On 01/26/18 19:32, Peter Dimov via Boost wrote:
The interface strikes me as heavily influenced by what g++ can (__builtin_constant_p) and cannot (figure out that the result is not needed) do. The order of adding the functions probably also plays a part; were `op_and_test` added first, `opaque_op` probably wouldn't have been.
No, all extra ops were added at the same time. I was also planning to add a generalized `read_modify_write` operation but didn't do it because I don't have the hardware with TSX. It's true though that my main testing compiler is gcc. Clang doesn't seem to support __builtin_constant_p, which makes it fail to convert "add" to "inc" in add_and_test and opaque_add.
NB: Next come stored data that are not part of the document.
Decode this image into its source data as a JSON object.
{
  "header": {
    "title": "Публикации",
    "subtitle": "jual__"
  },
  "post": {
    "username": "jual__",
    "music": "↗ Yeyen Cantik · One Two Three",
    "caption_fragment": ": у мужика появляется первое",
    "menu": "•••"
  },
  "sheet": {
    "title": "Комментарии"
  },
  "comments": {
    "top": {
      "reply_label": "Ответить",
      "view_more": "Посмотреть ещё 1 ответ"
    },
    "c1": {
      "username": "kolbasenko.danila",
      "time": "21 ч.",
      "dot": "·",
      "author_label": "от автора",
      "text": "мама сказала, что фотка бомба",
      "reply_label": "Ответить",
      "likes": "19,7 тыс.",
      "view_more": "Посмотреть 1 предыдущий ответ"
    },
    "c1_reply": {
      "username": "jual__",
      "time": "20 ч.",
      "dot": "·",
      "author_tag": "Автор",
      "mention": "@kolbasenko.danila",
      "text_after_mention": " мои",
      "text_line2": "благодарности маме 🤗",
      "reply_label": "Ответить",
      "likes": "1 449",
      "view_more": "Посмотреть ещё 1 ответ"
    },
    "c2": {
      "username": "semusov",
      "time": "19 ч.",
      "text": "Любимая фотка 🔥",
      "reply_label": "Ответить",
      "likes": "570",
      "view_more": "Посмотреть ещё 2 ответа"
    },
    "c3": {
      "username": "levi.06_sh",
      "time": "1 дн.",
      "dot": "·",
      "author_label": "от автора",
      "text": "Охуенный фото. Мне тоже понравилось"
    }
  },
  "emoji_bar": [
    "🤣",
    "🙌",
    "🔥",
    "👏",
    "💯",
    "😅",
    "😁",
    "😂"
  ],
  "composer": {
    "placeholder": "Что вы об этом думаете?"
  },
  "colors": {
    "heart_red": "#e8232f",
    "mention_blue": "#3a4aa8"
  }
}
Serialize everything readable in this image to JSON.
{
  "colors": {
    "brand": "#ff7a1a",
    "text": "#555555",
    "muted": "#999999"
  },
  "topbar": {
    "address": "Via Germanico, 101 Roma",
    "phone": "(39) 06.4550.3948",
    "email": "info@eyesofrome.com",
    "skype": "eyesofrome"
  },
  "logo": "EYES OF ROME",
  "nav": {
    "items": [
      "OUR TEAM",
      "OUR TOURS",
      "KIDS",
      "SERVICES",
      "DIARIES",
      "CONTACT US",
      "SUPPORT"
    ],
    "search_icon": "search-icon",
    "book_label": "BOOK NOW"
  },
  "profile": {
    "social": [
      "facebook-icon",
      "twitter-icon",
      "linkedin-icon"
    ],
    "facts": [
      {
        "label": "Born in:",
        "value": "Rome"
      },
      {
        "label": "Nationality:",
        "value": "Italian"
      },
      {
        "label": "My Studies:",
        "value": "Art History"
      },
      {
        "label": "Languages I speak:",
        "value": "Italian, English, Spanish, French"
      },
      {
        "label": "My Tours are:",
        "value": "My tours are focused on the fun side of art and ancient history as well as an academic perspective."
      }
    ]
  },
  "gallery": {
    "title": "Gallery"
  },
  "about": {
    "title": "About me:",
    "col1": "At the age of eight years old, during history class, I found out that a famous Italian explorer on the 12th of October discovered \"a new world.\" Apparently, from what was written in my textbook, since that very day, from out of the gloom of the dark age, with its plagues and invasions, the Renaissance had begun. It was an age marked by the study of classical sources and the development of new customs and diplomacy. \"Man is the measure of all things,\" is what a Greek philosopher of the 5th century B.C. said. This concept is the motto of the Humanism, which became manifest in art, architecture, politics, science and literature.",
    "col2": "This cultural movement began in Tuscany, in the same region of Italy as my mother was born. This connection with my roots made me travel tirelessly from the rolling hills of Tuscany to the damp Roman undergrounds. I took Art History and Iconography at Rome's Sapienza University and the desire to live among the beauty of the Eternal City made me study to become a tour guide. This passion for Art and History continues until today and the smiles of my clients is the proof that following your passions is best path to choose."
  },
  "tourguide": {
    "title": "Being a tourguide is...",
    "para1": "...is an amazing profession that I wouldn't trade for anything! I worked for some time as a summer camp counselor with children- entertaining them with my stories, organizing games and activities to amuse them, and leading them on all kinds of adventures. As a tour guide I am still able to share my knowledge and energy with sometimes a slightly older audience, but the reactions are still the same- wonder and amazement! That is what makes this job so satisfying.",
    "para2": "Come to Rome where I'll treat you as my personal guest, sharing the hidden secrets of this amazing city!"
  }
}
OTOH, Intel compiler does support it and generates better code for add_and_test and opaque_add than for fetch_add. Maybe I should switch clang to the generic emulation backend. If the code can be improved for other compilers, I welcome suggestions and patches.
It's interesting to play and see what gets generated when. For instance, clang++ 3.6 figures out by itself that in `x1.fetch_and_add( 1 );` the result is not used, and generates `lock inc`.
How does it manage to do that, if you're using assembly `xadd`, I don't know.
`fetch_add` is implemented in terms of instrinsics (I assume, clang supports __atomic* intrinsics, so those should be used). It is expected that there is no difference to `std::atomic` in the standard operations on recent compilers.